White House Announces Major Immigration Bill

White House Announces Major Immigration Bill

Linda Qiu, Staff Writer

President Joe Biden and Democrats in Congress have unveiled new legislation aimed to reform the U.S. immigration system, titled the U.S. Citizenship Act of 2021. On Feb. 18, Democratic lawmakers announced a sweeping immigration bill that will provide a faster route to citizenship for undocumented immigrants who were brought to the U.S. as a child, and an eight-year track to citizenship for immigrants already living in the country.

This bill was introduced in the House of Representatives by former chairwoman of the Congressional Hispanic Caucus Rep. Linda T. Sánchez and introduced in the Senate by Senator Robert Menendez. Democratic legislators from California made up over two-thirds of the bill’s supporters in the House. Sánchez has referred to the all-female team of co-sponsors as “the Closers.” The group includes Reps. Judy Chu, Karen Bass, Lucille Roybal-Allard, and Zoe Lofgren.
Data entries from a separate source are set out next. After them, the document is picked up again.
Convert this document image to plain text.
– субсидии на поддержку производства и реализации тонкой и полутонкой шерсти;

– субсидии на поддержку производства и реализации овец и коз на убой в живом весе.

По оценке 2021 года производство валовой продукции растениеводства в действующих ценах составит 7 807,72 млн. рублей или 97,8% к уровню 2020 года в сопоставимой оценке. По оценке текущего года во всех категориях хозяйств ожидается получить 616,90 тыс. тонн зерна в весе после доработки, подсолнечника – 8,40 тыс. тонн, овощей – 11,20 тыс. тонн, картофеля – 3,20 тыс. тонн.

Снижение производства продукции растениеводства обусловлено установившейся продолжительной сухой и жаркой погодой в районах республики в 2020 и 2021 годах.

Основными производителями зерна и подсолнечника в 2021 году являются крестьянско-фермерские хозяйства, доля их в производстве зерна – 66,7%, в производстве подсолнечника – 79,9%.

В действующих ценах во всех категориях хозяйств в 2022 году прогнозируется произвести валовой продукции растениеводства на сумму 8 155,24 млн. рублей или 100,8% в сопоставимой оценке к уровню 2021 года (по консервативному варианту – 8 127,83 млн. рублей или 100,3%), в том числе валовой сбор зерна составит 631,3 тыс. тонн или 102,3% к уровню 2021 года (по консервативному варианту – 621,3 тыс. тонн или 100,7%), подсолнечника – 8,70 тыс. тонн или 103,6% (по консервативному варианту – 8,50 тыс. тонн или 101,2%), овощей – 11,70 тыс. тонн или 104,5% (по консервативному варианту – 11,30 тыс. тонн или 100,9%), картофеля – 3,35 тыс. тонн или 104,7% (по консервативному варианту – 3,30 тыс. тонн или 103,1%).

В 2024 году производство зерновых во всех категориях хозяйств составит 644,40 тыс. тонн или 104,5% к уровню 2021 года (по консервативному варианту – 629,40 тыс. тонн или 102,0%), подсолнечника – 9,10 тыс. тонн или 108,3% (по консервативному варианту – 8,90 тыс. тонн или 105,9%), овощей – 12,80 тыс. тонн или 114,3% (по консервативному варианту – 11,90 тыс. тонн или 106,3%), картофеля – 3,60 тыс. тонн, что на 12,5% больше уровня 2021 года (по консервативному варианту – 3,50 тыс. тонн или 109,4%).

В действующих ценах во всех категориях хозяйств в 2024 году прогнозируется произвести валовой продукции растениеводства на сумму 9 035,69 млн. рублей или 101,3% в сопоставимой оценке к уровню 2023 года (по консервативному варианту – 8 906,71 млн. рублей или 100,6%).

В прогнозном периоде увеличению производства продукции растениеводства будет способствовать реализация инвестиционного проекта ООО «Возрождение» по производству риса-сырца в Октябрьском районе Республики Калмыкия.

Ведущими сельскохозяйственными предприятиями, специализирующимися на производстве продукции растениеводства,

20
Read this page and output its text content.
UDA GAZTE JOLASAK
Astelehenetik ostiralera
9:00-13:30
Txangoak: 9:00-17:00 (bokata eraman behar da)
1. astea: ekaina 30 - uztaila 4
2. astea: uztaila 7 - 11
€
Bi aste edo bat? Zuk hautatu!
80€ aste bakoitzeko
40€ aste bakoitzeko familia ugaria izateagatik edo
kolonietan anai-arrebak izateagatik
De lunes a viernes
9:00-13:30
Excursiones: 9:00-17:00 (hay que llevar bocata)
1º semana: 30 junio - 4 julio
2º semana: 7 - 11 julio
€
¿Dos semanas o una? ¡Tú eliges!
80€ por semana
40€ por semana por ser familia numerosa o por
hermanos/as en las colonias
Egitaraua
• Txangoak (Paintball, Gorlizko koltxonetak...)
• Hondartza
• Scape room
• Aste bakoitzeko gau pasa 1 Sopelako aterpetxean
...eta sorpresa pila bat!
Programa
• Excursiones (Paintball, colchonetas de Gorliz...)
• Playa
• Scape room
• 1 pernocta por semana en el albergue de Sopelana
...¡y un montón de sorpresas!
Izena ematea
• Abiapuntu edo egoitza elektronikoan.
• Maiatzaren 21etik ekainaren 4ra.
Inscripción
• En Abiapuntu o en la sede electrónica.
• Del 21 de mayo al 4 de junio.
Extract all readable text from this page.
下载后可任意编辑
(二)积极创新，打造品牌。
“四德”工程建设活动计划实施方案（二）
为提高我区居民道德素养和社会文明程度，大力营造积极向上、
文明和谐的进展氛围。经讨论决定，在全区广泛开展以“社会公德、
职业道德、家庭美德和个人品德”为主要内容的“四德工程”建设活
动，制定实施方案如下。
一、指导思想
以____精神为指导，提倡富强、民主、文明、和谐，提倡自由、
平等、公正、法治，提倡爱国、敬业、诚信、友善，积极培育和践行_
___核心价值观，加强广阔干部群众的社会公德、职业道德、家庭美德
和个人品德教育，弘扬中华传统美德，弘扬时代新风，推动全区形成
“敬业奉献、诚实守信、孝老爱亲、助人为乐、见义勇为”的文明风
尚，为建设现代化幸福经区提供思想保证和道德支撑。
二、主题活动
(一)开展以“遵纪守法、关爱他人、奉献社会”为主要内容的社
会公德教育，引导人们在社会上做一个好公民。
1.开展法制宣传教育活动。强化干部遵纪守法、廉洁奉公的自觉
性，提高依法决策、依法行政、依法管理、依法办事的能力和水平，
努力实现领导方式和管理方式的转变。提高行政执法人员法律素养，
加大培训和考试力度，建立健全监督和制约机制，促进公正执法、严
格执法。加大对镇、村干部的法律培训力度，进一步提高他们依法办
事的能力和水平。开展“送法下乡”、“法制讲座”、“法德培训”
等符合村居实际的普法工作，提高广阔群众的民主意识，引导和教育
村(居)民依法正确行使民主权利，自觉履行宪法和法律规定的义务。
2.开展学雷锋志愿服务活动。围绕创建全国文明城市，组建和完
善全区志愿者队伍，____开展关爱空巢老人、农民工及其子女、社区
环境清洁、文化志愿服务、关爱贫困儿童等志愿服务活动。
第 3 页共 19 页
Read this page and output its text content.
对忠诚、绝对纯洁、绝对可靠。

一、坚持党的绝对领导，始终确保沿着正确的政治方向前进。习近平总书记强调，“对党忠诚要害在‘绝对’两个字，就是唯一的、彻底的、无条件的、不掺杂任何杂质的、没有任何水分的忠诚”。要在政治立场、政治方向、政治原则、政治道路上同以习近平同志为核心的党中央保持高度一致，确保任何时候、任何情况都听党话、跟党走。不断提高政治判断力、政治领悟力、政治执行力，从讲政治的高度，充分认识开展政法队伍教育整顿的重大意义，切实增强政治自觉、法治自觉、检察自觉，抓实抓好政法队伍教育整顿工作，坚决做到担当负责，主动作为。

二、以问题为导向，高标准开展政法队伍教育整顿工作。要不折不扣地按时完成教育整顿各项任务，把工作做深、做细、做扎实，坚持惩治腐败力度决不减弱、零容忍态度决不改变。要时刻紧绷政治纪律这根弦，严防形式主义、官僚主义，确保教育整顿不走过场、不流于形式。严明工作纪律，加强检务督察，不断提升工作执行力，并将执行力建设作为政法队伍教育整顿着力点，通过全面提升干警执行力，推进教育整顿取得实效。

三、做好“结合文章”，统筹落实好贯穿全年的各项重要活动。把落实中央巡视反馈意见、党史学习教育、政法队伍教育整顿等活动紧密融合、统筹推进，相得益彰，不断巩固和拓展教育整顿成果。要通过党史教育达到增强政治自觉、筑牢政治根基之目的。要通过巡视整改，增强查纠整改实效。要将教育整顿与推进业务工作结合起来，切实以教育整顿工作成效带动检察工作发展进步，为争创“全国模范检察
The bill, if passed, makes three groups immediately eligible for green cards and allows them to apply for citizenship after three years: farmworkers, people with Temporary Protected Status, and immigrants who came to the U.S. as children and are protected under Deferred Action for Childhood Arrivals. People not in any of these groups would wait five years to be able to apply for a green card, and another three years to be able to apply for citizenship, for a total of eight years. It also will address root causes of people fleeing their home countries for the U.S., and includes a four-year plan to reduce poverty, corruption, and violence in Central America.

“The President’s proposal for immigration reform is a starting point for negotiations but it begins from a position of strength, as opposed to proposals that we’ve seen in prior years that condition legalization on massive increases to immigration enforcement, massive increases to personnel, and additional bars to legalization based on criminal conduct,” said Jorge Loweree, American Immigration Council policy director. “This is a meaningful rethinking.”

“President Biden has put forth his vision for robust immigration reform. Now, it’s up to Congress to deliver,” said Rep. Linda Sanchez in a statement. “With a Democratic majority in both Chambers, and an overwhelming majority of the public on our side– as well as a number of legislative tools at our disposal– I believe we will be successful in finally securing solutions.” 

Even with the House majority, Democrats will need at minimum ten Republican supporters in the Senate in order to pass the U.S. Citizenship Act of 2021. Democrats are willing to make concessions, but not make major compromises during the legislative process. It is not expected that the final Senate bill will reach the same levels of potential immigration reform as Biden’s original proposal.